Pour tout savoir sur les autres modes de transport disponibles entre Paris et ses aéroports, consultez notre guide sur les VTC et chauffeurs privés à Paris. Si vous envisagez un transfert vers Roissy-CDG avant de prendre votre Eurostar, retrouvez également notre comparatif taxi ou RER B pour rejoindre CDG. Et pour comprendre l’ensemble des services de taxis disponibles à Paris, notre page taxis Paris fait le tour de la question.


Questions fréquentes sur Uber Trains et la liaison Paris — Londres

Quand Uber Trains sera-t-il disponible entre Paris et Londres ?

Gemini Trains et Uber visent un lancement à partir de 2029, sous réserve de l’obtention des autorisations réglementaires et de la livraison des trains par Siemens Mobility. La date reste conditionnelle.

Uber va-t-il vraiment exploiter des trains ?

Non. Uber est un partenaire de co-branding et de distribution. C’est Gemini Trains qui opérera les services ferroviaires. Les trains porteront la marque Uber, et les billets seront disponibles dans l’application Uber, mais l’exploitation est assurée par Gemini.

Quels trains Uber Trains utilisera-t-il ?

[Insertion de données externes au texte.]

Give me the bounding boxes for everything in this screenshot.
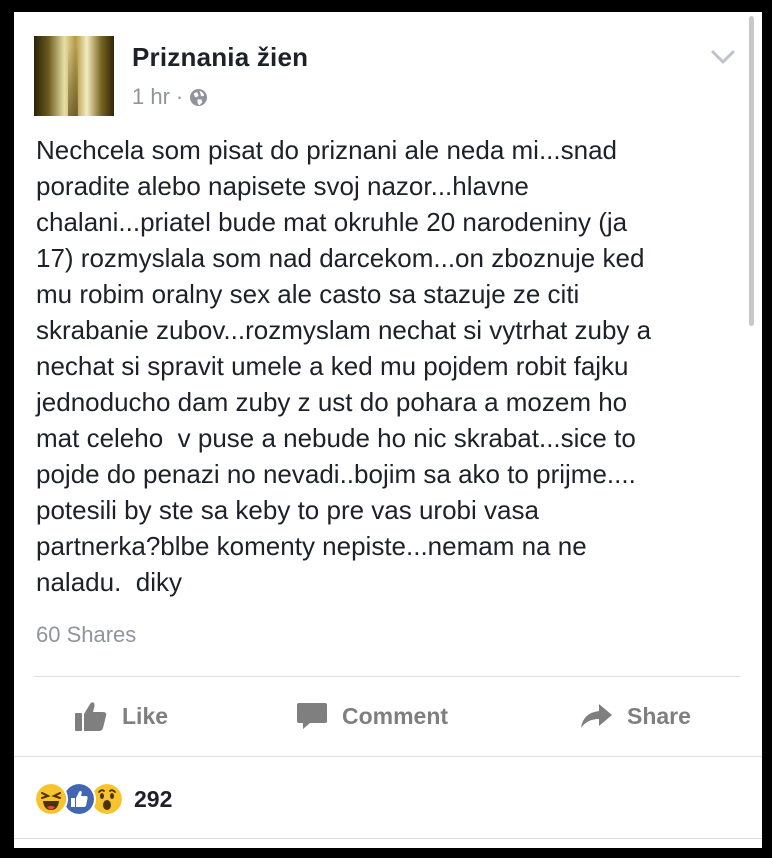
action-bar: Like Comment Share — [14, 678, 762, 754]
reactions-summary[interactable]: 292 — [34, 782, 172, 816]
chevron-down-icon[interactable] — [708, 42, 738, 72]
like-label: Like — [122, 702, 169, 729]
post-header: Priznania žien 1 hr · — [14, 12, 762, 122]
page-avatar[interactable] — [34, 36, 114, 116]
shares-count[interactable]: 60 Shares — [36, 622, 136, 648]
comment-button[interactable]: Comment — [296, 678, 448, 754]
divider — [14, 756, 762, 757]
comment-label: Comment — [342, 702, 449, 729]
divider — [34, 676, 740, 677]
comment-icon — [297, 703, 327, 729]
share-arrow-icon — [581, 704, 612, 728]
reaction-count: 292 — [134, 785, 173, 812]
divider — [14, 838, 762, 839]
share-button[interactable]: Share — [579, 678, 691, 754]
haha-reaction-icon — [34, 782, 68, 816]
page-name[interactable]: Priznania žien — [132, 42, 308, 73]
globe-icon — [190, 88, 208, 106]
meta-separator: · — [175, 84, 184, 109]
post-body-text: Nechcela som pisat do priznani ale neda … — [36, 135, 652, 597]
post-meta: 1 hr · — [132, 84, 208, 110]
thumbs-up-icon — [75, 702, 107, 731]
facebook-post-card: Priznania žien 1 hr · Nechcela som pisat… — [14, 12, 762, 848]
post-time[interactable]: 1 hr — [132, 84, 170, 110]
like-button[interactable]: Like — [74, 678, 168, 754]
share-label: Share — [627, 702, 691, 729]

Des trains Velaro Novo de Siemens Mobility, la dernière génération de la plateforme Velaro déjà déployée en Europe. Ils seront fabriqués dans les usines britanniques de Siemens, notamment à Goole (Yorkshire).

Depuis quelle gare partiront les trains Uber Trains à Londres ?

Les départs sont prévus depuis Stratford International (est de Londres, ligne Elizabeth) et Ebbsfleet International (Kent). Pas depuis Saint Pancras, contrairement à Eurostar.

Combien coûte un billet Eurostar Paris — Londres aujourd’hui ?

Les billets Eurostar démarrent à 44 € l’aller simple en réservant plusieurs mois à l’avance. En pratique, pour une réservation à moins de 15 jours, les tarifs dépassent souvent 100 à 200 € selon la période. La compagnie propose 15 à 17 trains par jour depuis Paris Gare du Nord.

Y a-t-il d’autres concurrents d’Eurostar prévus ?

Oui. Evolyn (soutenu par Trenitalia) et Virgin Trains ont également annoncé leur intention de lancer des liaisons transmanche, respectivement vers 2026 et 2030. Aucun de ces projets n’est confirmé de façon certaine à ce stade.